Gonzalez also said ELPD was pleased with how CNA would conduct an internal review of ELPD but also include community input through “listening sessions” with the public.
All Council members were not immediately on board.
Babcock expressed concerns about approving the contract before members are chosen for and seated on the oversight commission and also the short time Council had to read the over long proposal before being asked for approval.
Babcock called police oversight “an issue that’s been of huge community concern” and stated, “I do think our oversight commission is the product of a lot of work and a lot of community demand and should have a role in this.” She requested more time to evaluate the proposal before Council made a decision.
Two members of the Study Committee on an Independent Police Oversight Commission, Vice Chair Chris Root and Kelli Ellsworth Etchison, also called into public comment at the meeting to relay similar concerns.
Root argued that delaying approval of the CNA contract would give the yet-to-be-formed oversight commission and the public better opportunity to “engage” as stakeholders with the CNA project.
Ellsworth Etchison raised ongoing concerns about transparency between the City and the public, as well as questions about how successful CNA consultations have been with the other Michigan police departments.
Council member Ron Bacon was also hesitant at first to accept the CNA contract so soon, arguing it might make sense to delay the start, so the process doesn’t seem rushed.
“I want this to work,” Bacon said, citing potential ways in which the public could perceive flaws in the turnaround time of the process. “At least people will feel there is an extra layer of accountability they’ve been waiting a long time for. We weren’t able to rush that process [the creation of the oversight commission] so if we feel like we’re rushing this to meet artificial deadlines, that doesn’t make much sense.”

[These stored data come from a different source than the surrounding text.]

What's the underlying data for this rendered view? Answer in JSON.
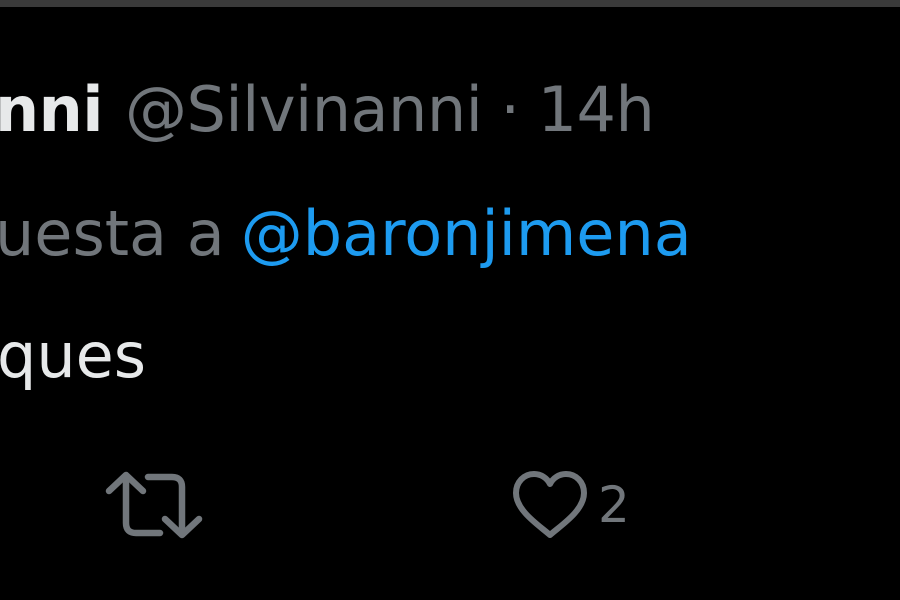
{
  "tweet": {
    "display_name": "nni",
    "handle": "@Silvinanni",
    "separator": "·",
    "timestamp": "14h",
    "reply_prefix": "uesta a",
    "reply_mention": "@baronjimena",
    "text": "ques",
    "actions": {
      "retweet_icon": "retweet-icon",
      "like_icon": "heart-icon",
      "like_count": "2"
    }
  },
  "colors": {
    "background": "#000000",
    "primary_text": "#e7e9ea",
    "secondary_text": "#71767b",
    "link": "#1d9bf0"
  }
}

But other Council members countered these hesitations.
The start of the upcoming fall semester at MSU loomed over the discussion, as did the desire to give ELPD guidance sooner rather than later, to begin making specific changes to policing practices.
Mayor Pro Tem Jessy Gregg said, “We’ve got biggest incoming freshmen class in recent history. We have a class of rising sophomores that was denied their freshmen experience. We’ve got pent-up alumni that want to get back to tail-gaiting. It’s going to be pretty wild in East Lansing come August 30, so if we want to really look at the way that we police our community this is going to be a good test of that.”
City Manager George Lahanas pointed to another issue.
“We’ve been putting a particular amount of scrutiny and pressure on the police department to improve. We’re looking at data on a monthly basis and we’re saying ‘improve the numbers’ and we want to understand them better,” Lahanas told Council. “Now we have a contract and we’re sort of thinking this is a management tool for the Chief to be able to manage his department and make those improvements and be able to have an extra and outside set of eyes with expertise in this area and now are saying to hold off potentially months and if we drop this…I think we’re going to be starting over again.”
After a failed motion to table from Babcock, the Council voted to unanimously accept the contract with CNA.
The Council ultimately voted 5-0 to approve the contract, with the provision that CNA regularly update the oversight commission on their progress and findings. CNA will also be asked to “onboard” the commission once its members are named and convened. The contract is set to begin this August and to run until July of 2022.
The City is planning to issue an invitation to apply for the oversight commission soon, with the hope of having Council choose the members possibly as early as August 10.